Z punktu widzenia prawnego bezdyskusyjnie Niemcy winne są Polsce reparacje – powiedział we wtorek minister obrony narodowej Antoni Macierewicz. W ocenie szefa MON, państwo polskie nigdy nie zrzekło się praw do odszkodowania za straty wojenne. Macierewicz podkreślił w TVP Info, że nie jest prawdą, iż Polska zrzekła się reparacji wojennych ze strony Niemiec. – Ta kwestia była także przeze mnie osobiście, jeszcze na początku lat 2000, stawiana w Sejmie. Przedstawialiśmy dokumenty wtedy jeszcze, gdy kierowałem Ruchem Katolicko-Narodowym i takie koło istniało w Sejmie, wraz z moimi współpracownikami przedstawialiśmy dokumentację – przypomniał szef MON. – Nie jest prawdą, że państwo polskie zrzekło się reparacji należnych nam ze strony Niemiec.
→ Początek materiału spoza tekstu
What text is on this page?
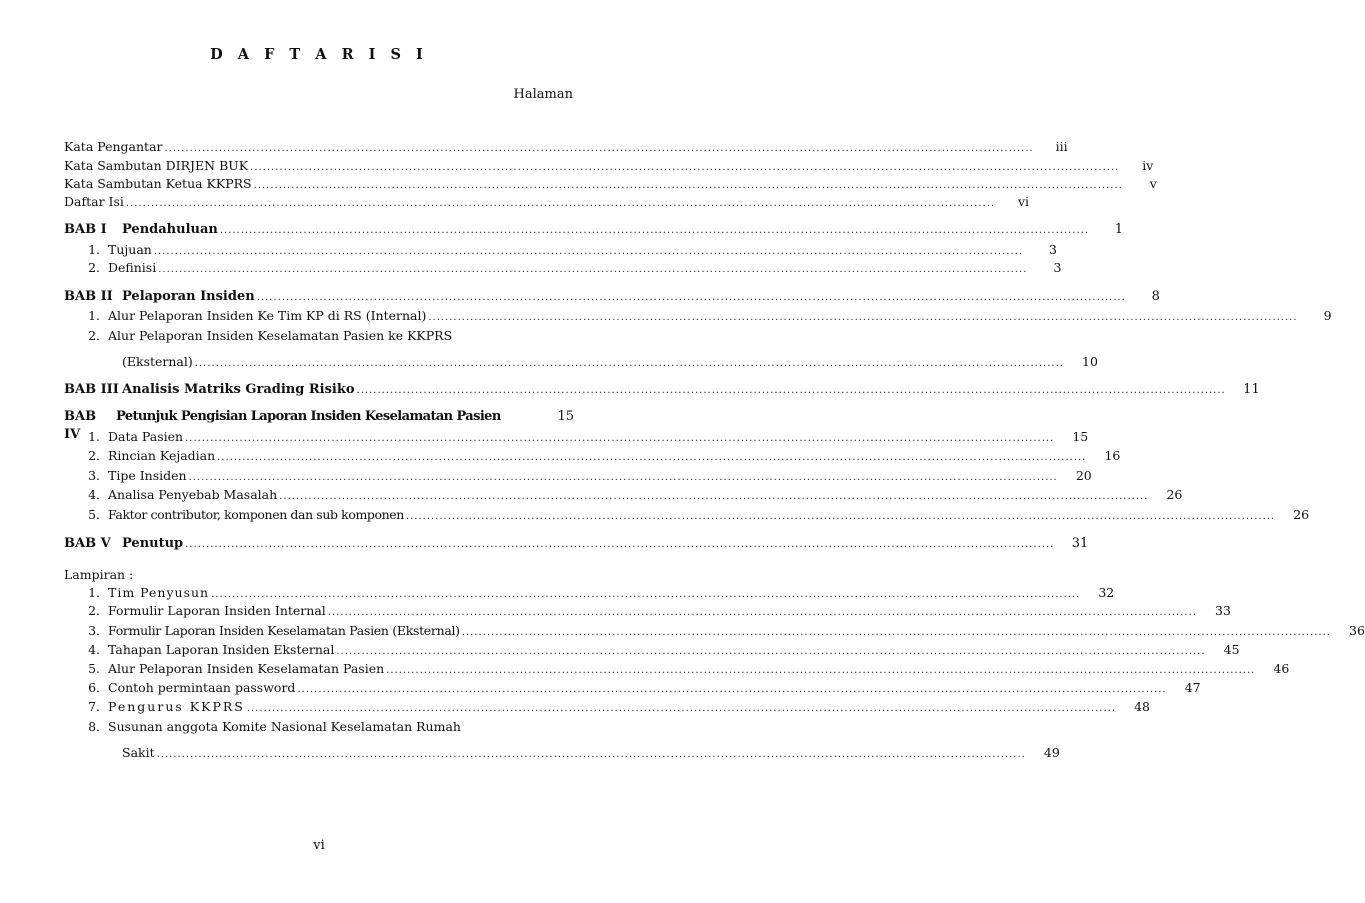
D A F T A R I S I
Halaman
Kata Pengantar .....	iii
Kata Sambutan DIRJEN BUK .....	iv
Kata Sambutan Ketua KKPRS .....	v
Daftar Isi .....	vi
BAB I	Pendahuluan .....	1
1. Tujuan .....	3
2. Definisi .....	3
BAB II Pelaporan Insiden .....	8
1. Alur Pelaporan Insiden Ke Tim KP di RS (Internal) .....	9
2. Alur Pelaporan Insiden Keselamatan Pasien ke KKPRS
(Eksternal) .....	10
BAB III Analisis Matriks Grading Risiko .....	11
BAB IV
Petunjuk Pengisian Laporan Insiden Keselamatan Pasien	15
1. Data Pasien .....	15
2. Rincian Kejadian .....	16
3. Tipe Insiden .....	20
4. Analisa Penyebab Masalah .....	26
5. Faktor contributor, komponen dan sub komponen .....	26
BAB V Penutup .....	31
Lampiran :
1. Tim Penyusun .....	32
2. Formulir Laporan Insiden Internal .....	33
3. Formulir Laporan Insiden Keselamatan Pasien (Eksternal) .....	36
4. Tahapan Laporan Insiden Eksternal .....	45
5. Alur Pelaporan Insiden Keselamatan Pasien .....	46
6. Contoh permintaan password .....	47
7. Pengurus KKPRS .....	48
8. Susunan anggota Komite Nasional Keselamatan Rumah
Sakit .....	49
vi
To sowiecka kolonia, zwana PRL, zrzekła się tej części reparacji, które związane były z obszarem państwa też marionetkowego, sowieckiego NRD. W tym zakresie miało miejsce zrzeczenie, zresztą nigdy formalno-prawnie nieprzeprowadzone, tylko mające charakter pewnego aktu publicystyczno-politycznego – dodał Macierewicz. Minister przypomniał w tym kontekście ofiary Powstania Warszawskiego. Podkreślał, że on sam jest warszawiakiem, jego rodzina od 200 lat żyje i mieszka w Warszawie. Jak mówił, wskutek zbrodni niemieckich w stolicy, dokonywanych rzezi i ludobójstwa, w mieście „nie został ani jeden człowiek”, a po wojnie wróciło do Warszawy 5 do 10 proc. dawnej ludności. – A nie ma wątpliwości, że pierwsze miesiące (Powstania), rzeź Woli, miały charakter ludobójstwa. To nie był element walki z powstańcami, tam po prostu mordowano klatka po klatce, dom po domu, mieszkanie po mieszkaniu – powiedział Macierewicz. – Niemcy w tej sprawie jedyne, co mogą zrobić, to próbować zadośćuczynić i spłacać straszliwy dług, jaki zaciągnęli wobec Narodu Polskiego i wobec ludzkości swoim zachowaniem, i to jest jedyne, co mogą zrobić – podkreślił szef MON. We wtorek, 1 sierpnia, obchodziliśmy 73. rocznicę wybuchu Powstania Warszawskiego. 5 sierpnia 1944 r. wojska niemieckie rozpoczęły wprowadzanie w życie rozkazu Hitlera w odwecie za wybuch Powstania: „Każdego mieszkańca należy zabić, nie wolno brać żadnych jeńców. Warszawa ma być zrównana z ziemią i w ten sposób ma być stworzony zastraszający przykład dla całej Europy”. Na warszawskiej Woli Brygada SS Oskara Dirlewangera wymordowała ok. 20 tys. ludzi. W następnych dniach liczba zamordowanych wzrosła do 40-60 tysięcy.
FAZ:
Z ekspertyzy wynika, że ewentualne roszczenia wynikające z niemieckich zbrodni popełnionych podczas drugiej wojny światowej utraciły moc najpóźniej w momencie zawarcia traktatu 2+4 w 1990 roku, ponieważ "Polska w ramach negocjacji traktatowych co najmniej milcząco zrezygnowała z ich dochodzenia" - czytamy w piątkowym wydaniu "FAZ", dostępnym dla prenumeratorów od czwartku wieczorem w internecie.
Panowała wówczas zgodność co do tego, że traktat (o ostatecznej regulacji w odniesieniu do Niemiec z 12 września 1990 r. - przyp. red.) "blokuje do dziś wszelkie roszczenia reparacyjne przeciwko Niemcom". W dodatku potencjalne roszczenia byłyby przedawnione - pisze "FAZ".